Stanley B. Prusiner
- In full:
- Stanley Ben Prusiner
- Born:
- May 28, 1942, Des Moines, Iowa, U.S.
- Awards And Honors:
- Nobel Prize (1997)
- Subjects Of Study:
- prion
- spongiform encephalopathy
Stanley B. Prusiner (born May 28, 1942, Des Moines, Iowa, U.S.) is an American biochemist and neurologist whose discovery in 1982 of disease-causing proteins called prions won him the 1997 Nobel Prize for Physiology or Medicine.
Prusiner grew up in Cincinnati, Ohio, and was educated at the University of Pennsylvania (A.B., 1964; M.D., 1968). After spending four years in biochemical research, he became (1972) a resident in neurology at the University of California, San Francisco, School of Medicine. He joined the faculty there in 1974 and became a professor of neurology and biochemistry. While a neurology resident, he was in charge of a patient who died of a rare fatal degenerative disorder of the brain called Creutzfeldt-Jakob disease. Prusiner became intrigued by this little-known class of neurodegenerative disorders—the spongiform encephalopathies—that caused progressive dementia and death in humans and animals. In 1974 he set up a laboratory to study scrapie, a related disorder of sheep, and in 1982 he claimed to have isolated the scrapie-causing agent. He claimed that this pathogenic agent, which he named “prion,” was unlike any other known pathogen, such as a virus or bacterium, because it consisted only of protein and lacked the genetic material contained within all life-forms that is necessary for replication.
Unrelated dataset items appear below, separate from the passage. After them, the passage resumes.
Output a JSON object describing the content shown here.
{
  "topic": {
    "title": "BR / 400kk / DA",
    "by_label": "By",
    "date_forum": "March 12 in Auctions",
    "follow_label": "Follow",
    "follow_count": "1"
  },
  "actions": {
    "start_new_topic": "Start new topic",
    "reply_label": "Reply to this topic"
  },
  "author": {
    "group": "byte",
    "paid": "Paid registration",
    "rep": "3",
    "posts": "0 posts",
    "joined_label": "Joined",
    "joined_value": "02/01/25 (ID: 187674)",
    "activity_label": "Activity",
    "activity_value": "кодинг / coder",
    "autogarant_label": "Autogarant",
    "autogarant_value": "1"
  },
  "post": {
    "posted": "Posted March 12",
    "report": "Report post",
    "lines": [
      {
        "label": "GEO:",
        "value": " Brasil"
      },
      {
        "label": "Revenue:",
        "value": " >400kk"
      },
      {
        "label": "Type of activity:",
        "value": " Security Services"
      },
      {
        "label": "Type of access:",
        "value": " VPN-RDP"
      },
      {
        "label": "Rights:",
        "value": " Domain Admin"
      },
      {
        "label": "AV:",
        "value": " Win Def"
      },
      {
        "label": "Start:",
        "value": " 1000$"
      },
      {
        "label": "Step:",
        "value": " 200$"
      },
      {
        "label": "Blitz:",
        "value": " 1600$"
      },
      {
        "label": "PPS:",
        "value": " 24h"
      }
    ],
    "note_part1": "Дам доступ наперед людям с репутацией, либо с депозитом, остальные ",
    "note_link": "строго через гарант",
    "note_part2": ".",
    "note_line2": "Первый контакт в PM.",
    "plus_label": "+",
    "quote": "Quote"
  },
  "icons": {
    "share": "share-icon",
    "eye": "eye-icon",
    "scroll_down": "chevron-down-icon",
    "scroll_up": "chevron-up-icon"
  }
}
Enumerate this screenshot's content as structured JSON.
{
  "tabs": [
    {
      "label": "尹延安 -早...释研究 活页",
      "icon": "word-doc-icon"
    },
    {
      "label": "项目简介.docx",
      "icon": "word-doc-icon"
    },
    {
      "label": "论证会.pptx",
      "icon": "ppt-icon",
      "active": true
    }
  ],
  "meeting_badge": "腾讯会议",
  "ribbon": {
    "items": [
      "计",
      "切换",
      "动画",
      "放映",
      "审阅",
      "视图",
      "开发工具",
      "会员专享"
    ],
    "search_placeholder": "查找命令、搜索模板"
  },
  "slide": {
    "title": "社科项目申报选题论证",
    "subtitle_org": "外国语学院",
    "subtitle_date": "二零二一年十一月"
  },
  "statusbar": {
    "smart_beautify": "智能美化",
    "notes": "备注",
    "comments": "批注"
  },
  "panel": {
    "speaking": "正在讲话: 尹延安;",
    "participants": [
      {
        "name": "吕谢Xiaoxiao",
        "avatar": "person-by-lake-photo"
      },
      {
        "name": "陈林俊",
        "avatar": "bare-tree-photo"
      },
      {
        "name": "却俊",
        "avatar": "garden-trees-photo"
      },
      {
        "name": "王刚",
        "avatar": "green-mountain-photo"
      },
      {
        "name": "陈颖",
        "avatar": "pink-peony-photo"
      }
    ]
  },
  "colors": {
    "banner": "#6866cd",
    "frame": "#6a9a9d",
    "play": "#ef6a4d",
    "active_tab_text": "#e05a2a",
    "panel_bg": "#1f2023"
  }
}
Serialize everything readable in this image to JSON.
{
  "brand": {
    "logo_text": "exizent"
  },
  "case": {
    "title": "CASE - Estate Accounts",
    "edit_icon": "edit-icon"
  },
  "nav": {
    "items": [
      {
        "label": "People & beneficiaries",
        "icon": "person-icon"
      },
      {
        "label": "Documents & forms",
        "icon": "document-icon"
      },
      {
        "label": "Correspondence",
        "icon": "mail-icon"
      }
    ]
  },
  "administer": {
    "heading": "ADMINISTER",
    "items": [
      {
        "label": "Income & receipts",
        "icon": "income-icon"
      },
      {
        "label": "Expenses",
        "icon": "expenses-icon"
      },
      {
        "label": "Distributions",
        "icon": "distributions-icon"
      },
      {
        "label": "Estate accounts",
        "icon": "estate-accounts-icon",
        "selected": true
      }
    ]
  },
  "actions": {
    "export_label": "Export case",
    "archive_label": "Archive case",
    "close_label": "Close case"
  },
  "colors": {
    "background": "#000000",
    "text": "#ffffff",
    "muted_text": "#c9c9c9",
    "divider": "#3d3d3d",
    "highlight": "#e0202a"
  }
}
When first published, the prion theory met with much criticism, but it became widely accepted by the mid-1990s. In 1996, when a new variant of Creutzfeldt-Jakob disease emerged in Great Britain, Prusiner’s research was the focus of national attention. Fears abounded that the new variant of the disease might be linked to “mad cow” disease, a brain disorder that first appeared in British cattle a decade earlier. Some evidence suggested that the mad cow prion may have jumped species, infecting humans who consumed beef contaminated with the infectious agent. Because mad cow disease was believed to have been caused when the agent that causes scrapie in sheep was transmitted to cattle in feed, there was precedent for species-jumping events to occur. Prusiner’s research also could have significant implications for such disorders as Alzheimer disease and Parkinson disease, which seemed to share certain characteristics with the diseases caused by prions.
Prusiner received the Albert Lasker Basic Medical Research Award (1994) and the Louisa Gross Horowitz Prize (1997) for his discoveries pertaining to neurodegenerative disease. After he was appointed director of the Institute for Neurodegenerative Diseases at the University of California, San Francisco, he founded InPro Biotechnology, Inc. (2001). The company was designed to further develop and commercialize discoveries and technologies conceived in his laboratory at the university. Among the technologies promoted by InPro was a test to detect bovine spongiform encephalopathy in cattle and sheep, chronic wasting disease in deer and elk, and Creutzfeldt-Jakob disease in humans. Prusiner also wrote several books during his career, including Slow Transmissible Diseases of the Nervous System (1979; cowritten by William Hadlow) and Prion Biology and Diseases (2004).